Optimizing Machine Learning Potentials for Hydroxide Transport: Surprising Efficiency of Single-Concentration Training

Published 12 May 2025 in physics.chem-ph, cond-mat.mtrl-sci, and physics.comp-ph | (2505.07580v1)

Abstract: We investigate the transferability of machine learning interatomic potentials across concentration variations in chemically similar systems, using aqueous potassium hydroxide solutions as a case study. Despite containing identical chemical species (K$^+$, OH$^-$, H$_2$O) across all concentrations, models fine-tuned on specific KOH concentrations exhibit surprisingly poor transferability to others, with force prediction errors increasing dramatically from ~30 meV/A (at training concentration) to ~90 meV/A (at very different concentrations).

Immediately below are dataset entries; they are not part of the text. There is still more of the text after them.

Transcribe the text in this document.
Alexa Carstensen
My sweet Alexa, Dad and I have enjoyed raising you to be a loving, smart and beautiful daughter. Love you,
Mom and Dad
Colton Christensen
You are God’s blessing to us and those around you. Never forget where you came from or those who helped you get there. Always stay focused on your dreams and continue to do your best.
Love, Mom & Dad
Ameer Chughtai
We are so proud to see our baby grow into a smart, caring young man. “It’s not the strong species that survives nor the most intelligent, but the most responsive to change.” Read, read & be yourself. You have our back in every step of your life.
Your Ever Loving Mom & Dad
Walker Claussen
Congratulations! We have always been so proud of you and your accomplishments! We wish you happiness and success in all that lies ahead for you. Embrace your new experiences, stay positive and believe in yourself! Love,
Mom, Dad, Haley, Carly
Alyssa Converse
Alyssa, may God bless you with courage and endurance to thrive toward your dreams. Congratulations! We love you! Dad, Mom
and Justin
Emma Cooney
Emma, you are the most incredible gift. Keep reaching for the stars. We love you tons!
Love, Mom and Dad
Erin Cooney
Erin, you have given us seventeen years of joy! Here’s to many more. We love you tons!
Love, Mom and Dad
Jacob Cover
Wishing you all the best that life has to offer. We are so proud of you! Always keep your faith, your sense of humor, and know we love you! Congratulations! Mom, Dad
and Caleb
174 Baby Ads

This reveals a critical limitation when applying such models beyond their training domain, even within chemically homogeneous systems. We demonstrate that strategic selection of training data can substantially overcome these limitations without requiring extensive computational resources. Models fine-tuned on intermediate concentrations (6.26 mol/L) exhibit remarkable transferability across the entire concentration spectrum (0.56-17.98 mol/L), often outperforming more computationally expensive models trained on multiple concentration datasets. This approach enables accurate simulation of hydroxide transport dynamics across varying electrolyte conditions while maintaining near-quantum accuracy. Our simulations further reveal the emergence of hydroxide-hydroxide hydrogen bonding at high concentrations - a phenomenon not explicitly represented in dilute training data but successfully captured by our intermediate-concentration model. This work establishes practical guidelines for developing broadly applicable machine learning force fields with optimal transferability, challenging the assumption that diverse training datasets are always necessary for robust performance in similar chemical environments.